Impact of Antithrombotic Regimen and Platelet Inhibition Extent on Leaflet Thrombosis Detected by Cardiac MDCT after Transcatheter Aortic Valve Replacement

被引:18
作者
Jimenez, Charline [1 ]
Ohana, Mickael [2 ]
Marchandot, Benjamin [1 ]
Kibler, Marion [1 ]
Carmona, Adrien [1 ]
Peillex, Marilou [1 ]
Heger, Joe [1 ]
Trimaille, Antonin [1 ]
Matsushita, Kensuke [1 ]
Reydel, Antje [1 ]
Hess, Sebastien [1 ]
Jesel, Laurence [1 ,3 ]
Ohlmann, Patrick [1 ]
Morel, Olivier [1 ,3 ]
机构
[1] Univ Strasbourg, CHU, Pole Act Medicochirurg Cardiovasc, Nouvel Hop Civil, F-67000 Strasbourg, France
[2] Univ Strasbourg, CHU, Dept Radiol, Nouvel Hop Civil, F-67000 Strasbourg, France
[3] Univ Strasbourg, INSERM, UMR Regenerat Nanomed 1260, F-67000 Strasbourg, France
来源
JOURNAL OF CLINICAL MEDICINE | 2019年 / 8卷 / 04期
关键词
TAVR; subclinical leaflet thrombosis; heart valve thrombosis; multidetector computed tomography; anticoagulation therapy; platelet; stroke; aortic valve stenosis; valve dysfunction; REACTIVITY; IMPLANTATION; PREDICTORS; CONSENSUS; TAVR;
D O I
10.3390/jcm8040506
中图分类号
R5 [内科学];
学科分类号
1002 ; 100201 ;
摘要
The impact of antithrombotic regimen and platelet inhibition extent on subclinical leaflet thrombosis (SLT) detected by cardiac multidetector computed tomography (MDCT) after transcatheter aortic valve replacement (TAVR) is not well established.
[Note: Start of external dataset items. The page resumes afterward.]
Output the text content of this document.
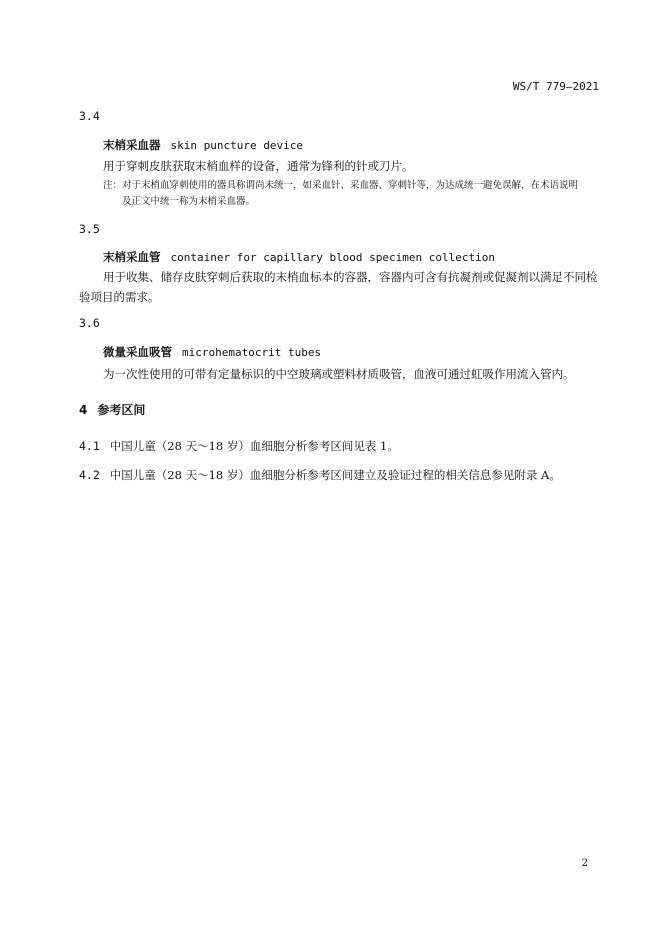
WS/T 779—2021
3.4
末梢采血器 skin puncture device
用于穿刺皮肤获取末梢血样的设备，通常为锋利的针或刀片。
注：对于末梢血穿刺使用的器具称谓尚未统一，如采血针、采血器、穿刺针等，为达成统一避免误解，在术语说明
及正文中统一称为末梢采血器。
3.5
末梢采血管 container for capillary blood specimen collection
用于收集、储存皮肤穿刺后获取的末梢血标本的容器，容器内可含有抗凝剂或促凝剂以满足不同检
验项目的需求。
3.6
微量采血吸管 microhematocrit tubes
为一次性使用的可带有定量标识的中空玻璃或塑料材质吸管，血液可通过虹吸作用流入管内。
4 参考区间
4.1 中国儿童（28 天～18 岁）血细胞分析参考区间见表 1。
4.2 中国儿童（28 天～18 岁）血细胞分析参考区间建立及验证过程的相关信息参见附录 A。
2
Hypoattenuation affecting motion (HAM) has been proposed as a surrogate marker of SLT, and is characterized by hypoattenuated leaflet thickening (HALT) and concomitant reduction in leaflet motion (RELM). We sought to investigate (i) the prevalence of HAM and HALT after TAVR detected by MDCT, (ii) the predictors of SLT, (iii) the impact of oral anticoagulant (OAC) and platelet inhibition extent assessed by platelet reactivity index vasodilator stimulated phosphoprotein (PRI-VASP) and closure time adenosine diphosphate (CT-ADP) on SLT. Of 187 consecutive patients who underwent TAVR from 1 August 2017 to 31 March 2018, 90 of them had cardiac CT at relevant follow-up. Clinical, biological, echocardiographic, procedural characteristics and treatments were collected before, at discharge, and 1 year after TAVR. P2Y(12) platelet inhibition extent and primary haemostasis disorders were investigated using platelet PRI-VASP and CT-ADP point-of-care assays. Eighty-five post-TAVR CTs out of 90 were ranked for clarity and assessed with sufficient diagnostic quality. HAM was evidenced in 13 patients (15.3%) and HALT in 30 patients (35%). Procedural characteristics, including aortic valve calcium score, annulus size, or procedural heparin regimens, were equivalent between groups. Likewise, no impact of P2Y(12) inhibition (PRI-VASP) nor primary haemostasis disorders (CT-ADP) on SLT could be evidenced. No impact of SLT on valve deterioration evaluated by transthoracic echocardiography (TTE) and clinical events could be established at 12 months follow-up. By multivariate analysis, lack of oral anticoagulant therapy at discharge (HR 12.130 CI 95% (1.394-150.582); p = 0.028) and higher haemoglobin levels were evidenced as the sole independent predictors of SLT. In four patients with HAM, MDCT follow-up was obtained after initiation of OAC therapy and showed a complete regression of HAM. SLT was evidenced in a sizeable proportion of patients treated by TAVR and was mainly determined by the lack of oral anticoagulant therapy. Conversely, no impact of platelet inhibition extent on SLT could be evidenced.